I finally spoke to one of the doctors. He was very understanding and suggested we freeze all of our embryos rather than transfer one fresh and freezing the remaining. He gave me the stats on this -- that a frozen and fresh transfer had essentially the same success rates and that some centers are even going toward frozen only transfers. After the harvest I hadn't been feeling well -- significant bloating, nausea, tiredness, etc, and as these were potential early signs of ovarian hyperstimulation syndrome (which can become very risky and worse with the continuation of the hormones after embryo transfer) he felt freezing the embryos was a good way to go medically and logistically.

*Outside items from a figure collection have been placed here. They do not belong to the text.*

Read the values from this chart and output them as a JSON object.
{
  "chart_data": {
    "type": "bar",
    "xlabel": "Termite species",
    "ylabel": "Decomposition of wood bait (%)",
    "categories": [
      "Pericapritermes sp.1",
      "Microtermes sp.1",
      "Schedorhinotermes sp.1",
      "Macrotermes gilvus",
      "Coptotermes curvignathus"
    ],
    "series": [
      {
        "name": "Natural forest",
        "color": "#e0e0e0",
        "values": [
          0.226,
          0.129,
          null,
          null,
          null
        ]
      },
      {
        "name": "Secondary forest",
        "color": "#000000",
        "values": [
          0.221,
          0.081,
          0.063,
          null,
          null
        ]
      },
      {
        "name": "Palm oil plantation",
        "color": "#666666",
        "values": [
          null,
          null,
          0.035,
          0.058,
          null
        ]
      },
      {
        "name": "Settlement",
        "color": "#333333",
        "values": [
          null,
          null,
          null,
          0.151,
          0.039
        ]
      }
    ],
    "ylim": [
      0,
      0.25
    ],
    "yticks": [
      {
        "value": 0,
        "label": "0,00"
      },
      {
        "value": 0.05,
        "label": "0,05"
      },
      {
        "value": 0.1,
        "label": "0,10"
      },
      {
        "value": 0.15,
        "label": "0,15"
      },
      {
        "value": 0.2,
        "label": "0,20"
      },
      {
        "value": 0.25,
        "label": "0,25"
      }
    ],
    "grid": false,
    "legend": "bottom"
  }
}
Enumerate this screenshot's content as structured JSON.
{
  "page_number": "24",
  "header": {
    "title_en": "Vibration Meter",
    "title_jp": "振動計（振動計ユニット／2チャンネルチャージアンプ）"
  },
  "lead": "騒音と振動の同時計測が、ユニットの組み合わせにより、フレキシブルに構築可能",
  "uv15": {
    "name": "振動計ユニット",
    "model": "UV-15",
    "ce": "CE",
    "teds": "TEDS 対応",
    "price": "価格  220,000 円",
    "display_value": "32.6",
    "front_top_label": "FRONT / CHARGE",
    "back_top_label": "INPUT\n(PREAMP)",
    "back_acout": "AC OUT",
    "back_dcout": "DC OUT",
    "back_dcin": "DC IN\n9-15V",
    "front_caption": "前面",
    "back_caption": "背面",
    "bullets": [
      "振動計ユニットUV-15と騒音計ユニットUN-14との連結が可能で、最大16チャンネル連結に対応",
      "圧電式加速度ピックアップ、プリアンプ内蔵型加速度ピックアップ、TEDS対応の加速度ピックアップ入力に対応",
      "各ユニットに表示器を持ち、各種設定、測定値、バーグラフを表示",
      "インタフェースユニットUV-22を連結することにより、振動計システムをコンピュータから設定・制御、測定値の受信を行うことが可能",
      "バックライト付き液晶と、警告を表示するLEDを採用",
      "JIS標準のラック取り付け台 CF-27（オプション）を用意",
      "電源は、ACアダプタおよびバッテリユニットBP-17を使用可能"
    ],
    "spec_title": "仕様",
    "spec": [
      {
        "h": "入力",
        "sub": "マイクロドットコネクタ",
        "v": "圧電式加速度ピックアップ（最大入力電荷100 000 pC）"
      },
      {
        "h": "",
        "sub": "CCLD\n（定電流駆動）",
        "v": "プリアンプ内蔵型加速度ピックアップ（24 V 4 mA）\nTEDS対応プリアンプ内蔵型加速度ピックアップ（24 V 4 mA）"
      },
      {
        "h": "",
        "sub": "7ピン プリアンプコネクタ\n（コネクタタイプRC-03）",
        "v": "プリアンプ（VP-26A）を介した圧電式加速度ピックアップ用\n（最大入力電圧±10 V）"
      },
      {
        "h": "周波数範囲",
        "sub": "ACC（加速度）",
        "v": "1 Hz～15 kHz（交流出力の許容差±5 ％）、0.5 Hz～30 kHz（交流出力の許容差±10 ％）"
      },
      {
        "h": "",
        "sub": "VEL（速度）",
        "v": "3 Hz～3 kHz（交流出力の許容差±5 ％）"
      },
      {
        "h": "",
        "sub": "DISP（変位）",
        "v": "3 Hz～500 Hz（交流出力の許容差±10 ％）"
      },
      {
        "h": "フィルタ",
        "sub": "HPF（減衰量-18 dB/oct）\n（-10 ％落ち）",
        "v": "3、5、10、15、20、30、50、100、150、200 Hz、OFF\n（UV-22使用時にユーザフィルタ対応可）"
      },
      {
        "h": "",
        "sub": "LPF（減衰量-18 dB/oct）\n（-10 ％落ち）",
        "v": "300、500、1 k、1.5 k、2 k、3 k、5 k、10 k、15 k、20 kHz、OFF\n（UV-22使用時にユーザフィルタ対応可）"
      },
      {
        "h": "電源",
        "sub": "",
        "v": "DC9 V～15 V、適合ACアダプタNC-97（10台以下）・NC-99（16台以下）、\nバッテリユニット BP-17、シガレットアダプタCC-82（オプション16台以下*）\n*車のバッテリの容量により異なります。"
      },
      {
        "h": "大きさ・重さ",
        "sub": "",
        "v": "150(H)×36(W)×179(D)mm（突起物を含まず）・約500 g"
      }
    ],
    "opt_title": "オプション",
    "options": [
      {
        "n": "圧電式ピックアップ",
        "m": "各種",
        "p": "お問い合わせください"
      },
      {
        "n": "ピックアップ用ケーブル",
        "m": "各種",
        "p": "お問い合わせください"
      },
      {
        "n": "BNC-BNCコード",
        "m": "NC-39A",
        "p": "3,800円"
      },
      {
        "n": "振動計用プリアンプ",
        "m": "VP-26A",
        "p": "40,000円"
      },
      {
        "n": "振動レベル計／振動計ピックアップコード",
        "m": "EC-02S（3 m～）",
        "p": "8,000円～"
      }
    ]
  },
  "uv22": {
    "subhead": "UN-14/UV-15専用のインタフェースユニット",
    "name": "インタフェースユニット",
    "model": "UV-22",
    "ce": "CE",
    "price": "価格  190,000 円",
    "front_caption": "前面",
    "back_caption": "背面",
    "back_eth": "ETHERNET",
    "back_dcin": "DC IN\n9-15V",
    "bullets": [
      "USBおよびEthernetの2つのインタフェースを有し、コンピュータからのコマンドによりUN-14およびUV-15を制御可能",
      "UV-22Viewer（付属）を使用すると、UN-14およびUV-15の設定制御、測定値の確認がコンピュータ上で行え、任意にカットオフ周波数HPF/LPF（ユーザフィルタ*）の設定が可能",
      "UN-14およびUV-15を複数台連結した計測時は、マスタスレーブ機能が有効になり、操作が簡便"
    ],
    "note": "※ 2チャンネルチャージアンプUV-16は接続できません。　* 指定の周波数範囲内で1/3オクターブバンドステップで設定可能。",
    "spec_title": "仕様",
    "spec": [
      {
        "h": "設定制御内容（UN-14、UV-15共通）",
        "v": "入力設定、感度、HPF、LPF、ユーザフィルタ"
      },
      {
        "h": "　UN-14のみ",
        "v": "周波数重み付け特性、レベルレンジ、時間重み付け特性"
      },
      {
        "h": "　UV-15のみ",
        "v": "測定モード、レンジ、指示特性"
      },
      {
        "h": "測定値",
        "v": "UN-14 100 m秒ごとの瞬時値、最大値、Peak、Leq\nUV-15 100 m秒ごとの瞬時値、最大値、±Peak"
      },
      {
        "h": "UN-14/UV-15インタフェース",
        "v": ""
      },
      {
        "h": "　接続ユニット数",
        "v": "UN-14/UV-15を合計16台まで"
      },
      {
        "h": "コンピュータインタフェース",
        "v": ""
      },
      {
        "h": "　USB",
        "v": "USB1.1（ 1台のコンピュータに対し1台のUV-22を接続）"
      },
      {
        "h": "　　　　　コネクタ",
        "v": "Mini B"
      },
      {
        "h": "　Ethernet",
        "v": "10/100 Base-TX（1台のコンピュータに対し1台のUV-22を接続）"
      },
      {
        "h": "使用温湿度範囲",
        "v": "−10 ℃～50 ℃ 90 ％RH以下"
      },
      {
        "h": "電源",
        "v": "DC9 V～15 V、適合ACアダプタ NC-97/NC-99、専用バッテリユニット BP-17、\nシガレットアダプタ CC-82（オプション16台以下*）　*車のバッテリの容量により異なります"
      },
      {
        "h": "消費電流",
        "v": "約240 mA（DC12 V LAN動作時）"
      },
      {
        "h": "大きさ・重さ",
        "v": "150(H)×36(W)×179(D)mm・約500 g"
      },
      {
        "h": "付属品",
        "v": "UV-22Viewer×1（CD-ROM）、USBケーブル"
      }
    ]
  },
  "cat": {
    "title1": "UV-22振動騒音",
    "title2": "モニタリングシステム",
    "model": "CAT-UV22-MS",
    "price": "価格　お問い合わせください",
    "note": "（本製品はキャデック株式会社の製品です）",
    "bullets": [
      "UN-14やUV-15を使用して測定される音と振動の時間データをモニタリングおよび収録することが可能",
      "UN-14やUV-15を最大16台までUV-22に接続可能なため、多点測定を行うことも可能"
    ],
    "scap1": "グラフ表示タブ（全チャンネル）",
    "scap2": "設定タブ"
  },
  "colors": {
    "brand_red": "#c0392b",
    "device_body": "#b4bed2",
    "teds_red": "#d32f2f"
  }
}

Besides, if I truly were experiencing OHSS they may cancel my transfer, anyway.

This was disappointing to hear that I would have to wait (this is what we had been leading up to for so long!) but I felt so relieved that there was an answer. Looking back now I know some people would say I should have done "what was right for me" despite my job, but I think it was the right decision. Waiting made it so I didn't have to worry about the stress and possible symptoms associated with a possible pregnancy or the disappointment if it didn't work while learning the ropes at my new job. It gave me an opportunity to let my ovaries quiet down before stimulating them again with a new batch of hormones. And I got to take a welcome break from all of the medications.

I was told I could probably proceed the next month. I felt like waiting a month to lower the risk to my own health while also getting established in my job was a good trade-off. Unfortunately when the time came, they made me wait longer than I had hoped as they wanted to give me extra time to make sure to avoid hyperstimulation.

Our transfer day was pushed back until September, which left us with a long wait but able to focus on a very busy summer at work for both of us.